Right now, my life speaks volumes about the importance of sleep. Not just a quick nap, but the importance of good, old-fashion rest and recovery.

For a while now, my sleep schedule has consisted of aiming to go to bed around 9 p.m., but really going to bed around 11. It’s the summer, the sun and kids are still up. Then around 1 or 2 a.m., I get up because of something usually dog related. Most nights, I can’t get back to sleep until around 4:30 or 5. Then I get up at 6 a.m. because my dogs are crazy and bark at everyone and everything on the street.
The past two nights, while I still haven’t nailed my bedtimes, my sleep had been dead on. I’m awake and feel awesome.

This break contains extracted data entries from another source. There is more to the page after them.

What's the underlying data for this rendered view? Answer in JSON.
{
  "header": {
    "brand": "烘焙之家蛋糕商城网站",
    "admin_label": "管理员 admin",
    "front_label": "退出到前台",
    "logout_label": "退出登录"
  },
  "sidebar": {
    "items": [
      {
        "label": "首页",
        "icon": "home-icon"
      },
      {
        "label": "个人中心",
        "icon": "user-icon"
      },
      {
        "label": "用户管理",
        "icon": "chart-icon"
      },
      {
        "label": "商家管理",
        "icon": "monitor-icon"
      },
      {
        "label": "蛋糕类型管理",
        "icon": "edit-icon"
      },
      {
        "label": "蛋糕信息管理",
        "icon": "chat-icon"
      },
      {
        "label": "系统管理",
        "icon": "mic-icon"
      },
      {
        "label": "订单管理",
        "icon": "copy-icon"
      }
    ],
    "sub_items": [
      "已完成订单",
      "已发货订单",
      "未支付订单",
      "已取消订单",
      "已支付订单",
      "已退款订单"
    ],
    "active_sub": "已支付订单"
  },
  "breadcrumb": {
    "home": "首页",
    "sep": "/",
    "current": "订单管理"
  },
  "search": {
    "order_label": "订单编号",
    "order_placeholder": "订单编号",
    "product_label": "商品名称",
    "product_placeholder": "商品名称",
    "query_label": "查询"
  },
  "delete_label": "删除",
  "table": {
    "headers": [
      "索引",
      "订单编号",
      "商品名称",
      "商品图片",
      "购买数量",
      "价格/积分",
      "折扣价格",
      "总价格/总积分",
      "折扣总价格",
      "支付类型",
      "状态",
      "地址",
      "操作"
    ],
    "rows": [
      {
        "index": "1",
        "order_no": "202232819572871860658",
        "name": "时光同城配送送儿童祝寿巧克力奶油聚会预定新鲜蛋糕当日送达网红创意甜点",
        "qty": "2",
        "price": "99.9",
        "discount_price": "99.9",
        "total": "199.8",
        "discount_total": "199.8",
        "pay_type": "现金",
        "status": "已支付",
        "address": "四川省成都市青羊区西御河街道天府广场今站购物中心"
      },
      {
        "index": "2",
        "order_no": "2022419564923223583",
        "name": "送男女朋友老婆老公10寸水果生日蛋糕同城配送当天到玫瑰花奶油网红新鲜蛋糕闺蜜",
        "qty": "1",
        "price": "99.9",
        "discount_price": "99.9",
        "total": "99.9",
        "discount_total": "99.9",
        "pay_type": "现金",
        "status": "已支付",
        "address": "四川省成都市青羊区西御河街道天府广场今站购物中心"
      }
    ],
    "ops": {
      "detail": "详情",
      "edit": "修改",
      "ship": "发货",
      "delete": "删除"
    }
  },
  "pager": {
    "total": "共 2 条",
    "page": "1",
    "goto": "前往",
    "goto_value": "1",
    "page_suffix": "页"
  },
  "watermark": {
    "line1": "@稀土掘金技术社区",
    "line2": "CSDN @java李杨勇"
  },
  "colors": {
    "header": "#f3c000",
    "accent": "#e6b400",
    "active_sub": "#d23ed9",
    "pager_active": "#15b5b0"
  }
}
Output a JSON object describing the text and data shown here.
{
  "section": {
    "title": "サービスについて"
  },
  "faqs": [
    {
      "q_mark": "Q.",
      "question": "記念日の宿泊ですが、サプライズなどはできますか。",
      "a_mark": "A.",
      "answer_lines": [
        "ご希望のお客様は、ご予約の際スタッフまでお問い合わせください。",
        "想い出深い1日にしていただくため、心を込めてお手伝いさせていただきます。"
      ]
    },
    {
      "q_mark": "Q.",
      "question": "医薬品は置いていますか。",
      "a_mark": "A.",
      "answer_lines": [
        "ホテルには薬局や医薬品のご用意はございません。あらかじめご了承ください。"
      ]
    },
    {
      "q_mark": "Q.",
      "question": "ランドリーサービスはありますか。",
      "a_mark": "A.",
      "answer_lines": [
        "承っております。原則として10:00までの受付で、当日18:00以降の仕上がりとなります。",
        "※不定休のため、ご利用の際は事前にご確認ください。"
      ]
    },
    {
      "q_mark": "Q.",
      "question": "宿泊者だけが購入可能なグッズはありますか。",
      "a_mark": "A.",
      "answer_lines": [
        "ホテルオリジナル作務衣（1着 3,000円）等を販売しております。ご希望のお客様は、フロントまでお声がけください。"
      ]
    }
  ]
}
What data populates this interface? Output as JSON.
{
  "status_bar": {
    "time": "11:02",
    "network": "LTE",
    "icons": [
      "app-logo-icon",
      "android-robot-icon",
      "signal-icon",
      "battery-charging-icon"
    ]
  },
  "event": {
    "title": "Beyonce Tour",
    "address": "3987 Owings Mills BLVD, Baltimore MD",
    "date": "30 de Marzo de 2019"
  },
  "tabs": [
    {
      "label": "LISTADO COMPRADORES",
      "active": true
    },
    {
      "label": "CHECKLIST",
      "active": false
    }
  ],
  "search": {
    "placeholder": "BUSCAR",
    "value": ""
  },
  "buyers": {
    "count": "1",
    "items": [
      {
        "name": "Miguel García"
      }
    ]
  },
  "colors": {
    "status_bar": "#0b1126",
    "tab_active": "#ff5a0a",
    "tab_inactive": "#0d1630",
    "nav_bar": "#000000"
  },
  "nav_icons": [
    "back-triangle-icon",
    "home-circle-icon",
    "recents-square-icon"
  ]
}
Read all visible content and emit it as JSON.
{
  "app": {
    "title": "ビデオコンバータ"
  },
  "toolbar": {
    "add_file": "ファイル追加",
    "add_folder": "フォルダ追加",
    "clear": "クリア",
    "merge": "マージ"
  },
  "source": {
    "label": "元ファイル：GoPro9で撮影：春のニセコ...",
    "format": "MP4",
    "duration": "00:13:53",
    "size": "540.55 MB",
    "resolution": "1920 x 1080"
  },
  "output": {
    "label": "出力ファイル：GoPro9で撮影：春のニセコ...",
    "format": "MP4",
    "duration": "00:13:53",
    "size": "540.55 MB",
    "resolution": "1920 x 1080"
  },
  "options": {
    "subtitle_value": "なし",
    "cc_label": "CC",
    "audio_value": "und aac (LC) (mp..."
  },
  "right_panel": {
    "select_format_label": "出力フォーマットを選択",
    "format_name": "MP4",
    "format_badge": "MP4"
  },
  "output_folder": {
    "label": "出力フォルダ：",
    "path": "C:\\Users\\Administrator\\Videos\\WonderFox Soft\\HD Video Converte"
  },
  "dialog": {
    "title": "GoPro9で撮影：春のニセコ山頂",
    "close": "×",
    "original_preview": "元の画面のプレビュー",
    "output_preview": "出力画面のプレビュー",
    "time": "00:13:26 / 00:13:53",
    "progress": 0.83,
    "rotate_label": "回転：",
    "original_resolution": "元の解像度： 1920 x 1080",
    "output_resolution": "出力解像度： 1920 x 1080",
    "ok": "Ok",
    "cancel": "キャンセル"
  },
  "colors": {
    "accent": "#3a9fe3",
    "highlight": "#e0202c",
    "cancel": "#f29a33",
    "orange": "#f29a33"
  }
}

But those other days, I have a hard time doing much of anything. My work suffers as well as things at home.
I had this problem when my kids where smaller. I’d get home around midnight, but really couldn’t settle my brain down until 2 a.m., then I’d get up around 6, so I could get the kids ready for school. I did this for about six years, rather horribly.
Why didn’t I ask my husband for help? I’m more of a morning person that he is. I’m awake in the morning, not matter what. But when I loose sleep, my battery drains by lunchtime.
When my kids were little, I had a particularly demanding boss who thought I could be more, achieve more than what I was. What I was, was tired. Some days, I had a decent night’s sleep and could do great things. But most days, I was too tired, too unwilling to put in the effort.
I am into the final stretch of a training plan for an upcoming 8k. To be honest, my lack of sleep has hurt the exercise routine the most. My muscles are overly tired, my brain isn’t paying attention.
I’ve done this before, but then I had little kids who were driving me nuts. They’re still driving me nuts, but in a different way. I needed to be alert because they were too young to fend for themselves. Exercise was a way for all of us to get outside and to wear the little minions out, hopefully before I wore out.
Now, I’m just wore out. And my kids understand. When I say I don’t want to clean up, my youngest kid give me a nod and says, “Yeah, I agree. I hate cleaning.”
So where to do from here? I’m trying to do what the first line of this post says and let my life speak louder than my words.
I am doing what I can, when I can. I do what I can when I can, which sometimes means missing other obligations (sorry about that conference call, guys) in order of taking care of my own needs. I do my workouts without setting on a time or distance expectation. Just do something, get moving.
I’m also addressing the lack of sleep and really trying to do it without sleep aids. If I can create a clean, sleepy environment and use some mental sleep aids, I can put more quality hours on my bed.
If I can deal with certain problems that are bugging me, I can put one less thing in the worry jar that seems to open every night flooding my mind with wandering, scary thoughts.
To sleep, so I can do — that’s the goal right now. Everything else will fall into place.